I have not only limited my research to the manuscripts of heroic stories but also other sources such as cönks (vertical anthologies), memoirs (hatırat), and miscellanies (mecmuas), to discuss the transformation of Ottoman popular literature by the eighteenth century. In May, I am preparing to present a paper entitled “18th Century Self-Narratives in the Miscellanies of Connoisseurship: Dâyezâde Mustafa, Süleyman Fâik and Saraybosnalı Molla Mustafa.” In this paper, I argue that—due to the new social and cultural environment and the diversification of types of literacy—a new type of miscellany developed in the eighteenth century which is characterized by the use of daily content, vernacular language, and social bonding between authors and audiences. Among the books I reviewed this year, Istanbul-Kushta-Constantinople: Narratives of Identity in the Ottoman Capital, 1830–1930 was also on the diversity of identities and cosmopolitanism in the late Ottoman period through personal narratives of the time.[1] Two other reviews I wrote were 1) on the archival sources of Ottoman literature by İsmail E. Erünsal and 2) on the interrelationship between the manuscript and print cultures in world literature.[2]

I also prioritized presenting my doctoral and current studies to general and semi-academic audiences. The History Club of Koç University invited me to the Sarıyer campus with an interest in my doctoral study. The undergrad students of Doğuş University were also enthusiastic about my study, especially the social profiles of readers and the audiences of heroic stories, during my presentation entitled “Reading (Kıraat) Notes as Sources for Ottoman Social History.” I will also present some outcomes of my dissertation project at the Center for the Study of Manuscript Culture (CSMC) at Hamburg University in June, which is the institution that has awarded me with the J.P. Gumbert Award.

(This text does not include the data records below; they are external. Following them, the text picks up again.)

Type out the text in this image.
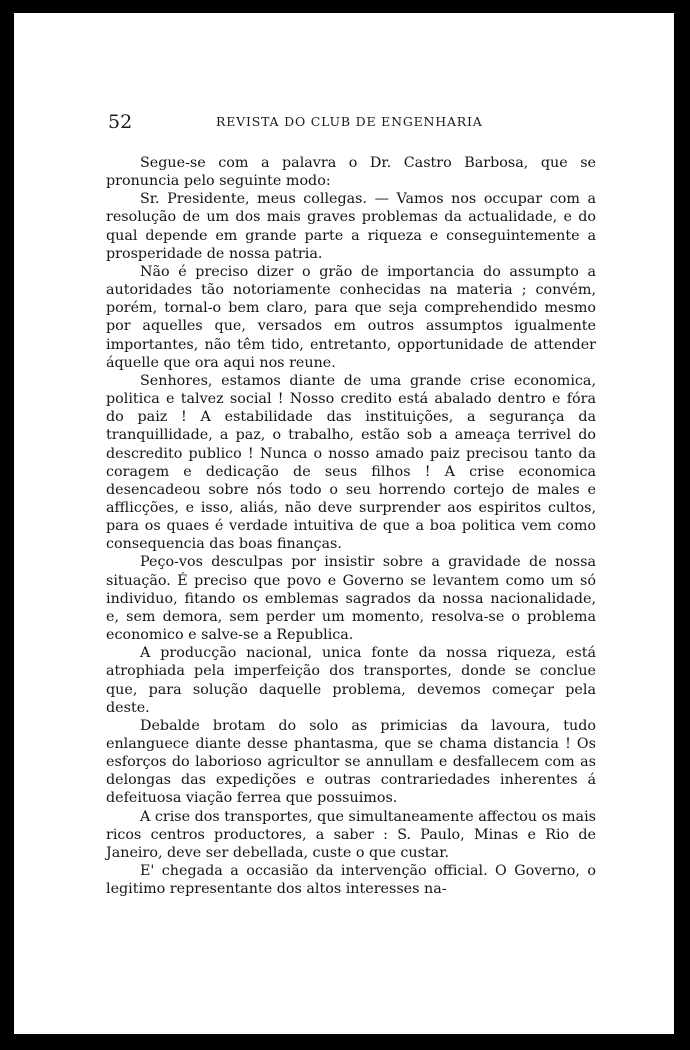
52	REVISTA DO CLUB DE ENGENHARIA

Segue-se com a palavra o Dr. Castro Barbosa, que se pronuncia pelo seguinte modo:

Sr. Presidente, meus collegas. — Vamos nos occupar com a resolução de um dos mais graves problemas da actualidade, e do qual depende em grande parte a riqueza e conseguintemente a prosperidade de nossa patria.

Não é preciso dizer o grão de importancia do assumpto a autoridades tão notoriamente conhecidas na materia ; convém, porém, tornal-o bem claro, para que seja comprehendido mesmo por aquelles que, versados em outros assumptos igualmente importantes, não têm tido, entretanto, opportunidade de attender áquelle que ora aqui nos reune.

Senhores, estamos diante de uma grande crise economica, politica e talvez social ! Nosso credito está abalado dentro e fóra do paiz ! A estabilidade das instituições, a segurança da tranquillidade, a paz, o trabalho, estão sob a ameaça terrivel do descredito publico ! Nunca o nosso amado paiz precisou tanto da coragem e dedicação de seus filhos ! A crise economica desencadeou sobre nós todo o seu horrendo cortejo de males e afflicções, e isso, aliás, não deve surprender aos espiritos cultos, para os quaes é verdade intuitiva de que a boa politica vem como consequencia das boas finanças.

Peço-vos desculpas por insistir sobre a gravidade de nossa situação. É preciso que povo e Governo se levantem como um só individuo, fitando os emblemas sagrados da nossa nacionalidade, e, sem demora, sem perder um momento, resolva-se o problema economico e salve-se a Republica.

A producção nacional, unica fonte da nossa riqueza, está atrophiada pela imperfeição dos transportes, donde se conclue que, para solução daquelle problema, devemos começar pela deste.

Debalde brotam do solo as primicias da lavoura, tudo enlanguece diante desse phantasma, que se chama distancia ! Os esforços do laborioso agricultor se annullam e desfallecem com as delongas das expedições e outras contrariedades inherentes á defeituosa viação ferrea que possuimos.

A crise dos transportes, que simultaneamente affectou os mais ricos centros productores, a saber : S. Paulo, Minas e Rio de Janeiro, deve ser debellada, custe o que custar.

E' chegada a occasião da intervenção official. O Governo, o legitimo representante dos altos interesses na-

The academic and supportive environment of ANAMED helped me to improve my previous research and embark on new projects. As a non-residential fellow commuting between Üsküdar and Taksim and as a mother of two children, I cannot overstate the impact of ANAMED’s support that inspired and motivated me to make significant scholarly strides on converting my dissertation into my first monograph, as well as the listed secondary projects.

[1] Christoph Herzog and Richard Wittmann, eds., Istanbul-Kushta-Constantinople: Narratives of Identity in the Ottoman Capital, 1830-1930 (New York: Taylor & Francis, 2019).

[2]  İsmail E. Erünsal, Arşiv Kayıtları, Yazma Eserler ve Kayıp Metinler: Edebiyat Tarihi Yazıları (İstanbul: Timaş Tarih, 2024); Scott Reese, ed., Manuscript and Print in the Islamic Tradition (Berlin: De Gruyter, 2022).